Why mid cap and low-end large cap stocks are best for swing trading

Mid cap stocks are stocks with market capitalization of $2B to $10B. Large cap stocks are those with $10 B or more market capitalization. Beginning traders who are swing trading should look for mid-cap and lower end large-cap stocks.

The reason beginning traders and swing traders should focus on these types of stocks are as follows: 

  • Larger cap stocks have so many shares trading that it takes a lot of buying and selling to move them in either direction. This slower more deliberate or controlled movement makes swing trading easier. 
  • These stocks tend to have high trading volume and are very liquid. It is easy to exit these positions since they are trading all the time
  • These stocks tend to move in tandem with a general market index. This gives you a great benchmark against which you can compare your stock to see if it is acting appropriately. 
  • These stocks tend to be part of established market “groups” which allows you to compare and contrast your stocks performance against the rest of the group. 

Industry groups you should never trade

There are certain industries that just are not good for trading. The immediate one that comes into my mind are bio tech stocks. These stocks typically have little to no earnings and in the beginning, are basically research and development companies. After the Initial Public Offering settles and the hype is over, these stocks tend to only trade when there is news on the company. With biotech’s this news is usually something to do with the drugs in their pipeline and how they are faring in their recent clinical trials on those drugs. 

When a negative announcement about a clinical trial occurs, these stocks tank. When they do go well, sometimes the go up dramatically, sometimes they don’t. In between these news events, these stocks tend to have little trading movement and they usually slowly erode in price until the next news cycle.
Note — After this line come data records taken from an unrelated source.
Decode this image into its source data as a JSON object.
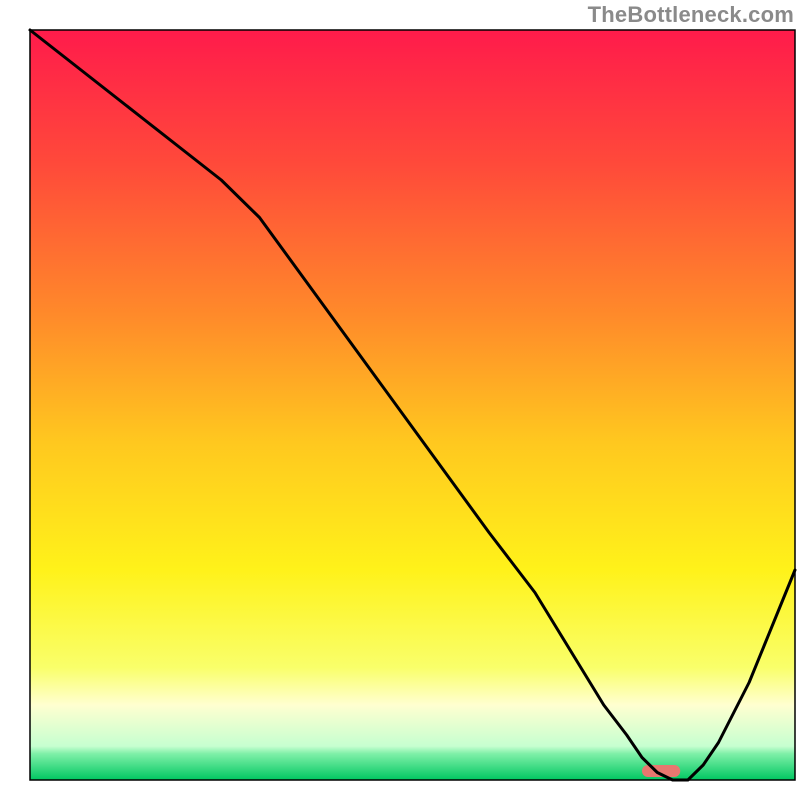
{
  "watermark": "TheBottleneck.com",
  "chart_data": {
    "type": "line",
    "title": "",
    "xlabel": "",
    "ylabel": "",
    "xlim": [
      0,
      100
    ],
    "ylim": [
      0,
      100
    ],
    "x": [
      0,
      5,
      10,
      15,
      20,
      25,
      30,
      35,
      40,
      45,
      50,
      55,
      60,
      63,
      66,
      69,
      72,
      75,
      78,
      80,
      82,
      84,
      86,
      88,
      90,
      92,
      94,
      96,
      98,
      100
    ],
    "values": [
      100,
      96,
      92,
      88,
      84,
      80,
      75,
      68,
      61,
      54,
      47,
      40,
      33,
      29,
      25,
      20,
      15,
      10,
      6,
      3,
      1,
      0,
      0,
      2,
      5,
      9,
      13,
      18,
      23,
      28
    ],
    "sweet_spot": {
      "x_start": 80,
      "x_end": 85,
      "y": 1.2
    },
    "gradient_stops": [
      {
        "offset": 0,
        "color": "#ff1b4b"
      },
      {
        "offset": 0.18,
        "color": "#ff4a3a"
      },
      {
        "offset": 0.38,
        "color": "#ff8a2a"
      },
      {
        "offset": 0.55,
        "color": "#ffc81f"
      },
      {
        "offset": 0.72,
        "color": "#fff21a"
      },
      {
        "offset": 0.85,
        "color": "#f9ff6a"
      },
      {
        "offset": 0.9,
        "color": "#ffffd0"
      },
      {
        "offset": 0.955,
        "color": "#c6ffd0"
      },
      {
        "offset": 0.965,
        "color": "#7ff0a8"
      },
      {
        "offset": 1.0,
        "color": "#00c761"
      }
    ],
    "layout": {
      "plot_left": 30,
      "plot_top": 30,
      "plot_right": 795,
      "plot_bottom": 780,
      "border_color": "#000000",
      "border_width": 1.5,
      "line_color": "#000000",
      "line_width": 3,
      "sweet_spot_color": "#e8776f",
      "sweet_spot_height": 12
    }
  }
}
There are some stocks and groups that just are not good swing trading stocks. I remember trying to trade Travelers Insurance. It is obviously a large cap stock with a lot of volume. However, a lot of the volume in a stock like Travelers is institutional trading that is done in very large transactions. This does not provide a good price flow in which to trade. Needless to say, I didn’t make much money trading Travelers and I moved on to better trading stocks. 

We do not have the time to get through every industry group you should avoid in this post. In future posts we will delve deeper into this discussion on groups you should avoid. For now, just know there are some industry groups and sectors that are not good for beginners and swing trading. 

Key Takeaways: 

  • Before you can learn where to look for good stocks to trade, you must be clear on what type of trading you will be doing
  • Growth stocks are not good short-term trading stocks. Many of them have small capitalization which can result in dramatic rise and fall in price. This does not work well with swing trading or short-term trading
  • Mid-cap and low-end large cap stocks are best for swing trading and short-term trading
  • Stocks with heavy trading volume are good candidates for swing trading.
  • Your stock should have a close correlation with one of the major market averages
  • There are some industry groups, like biotech’s, that you should never try to swing trade.

Conclusion

Short term trading, including swing trading can be very profitable and is the best way for beginners to get into the stock market. New traders should focus on finding stocks that are good vehicles for achieving their short-term trading goals. That is to make between 5% and 20% in a time frame of several weeks to a couple of months.

As a new trader, you should spend a lot of time searching for mid cap stocks in a reasonable price range that trade in correlation of one of the major market indexes. You should also study the industry groups they are part of and get to know the other stocks in those groups. 

Always remember that when it comes to short term trading, consistency is more important explosive upward price movements. You must always align your goals as a trader with the types of stocks you are looking to trade.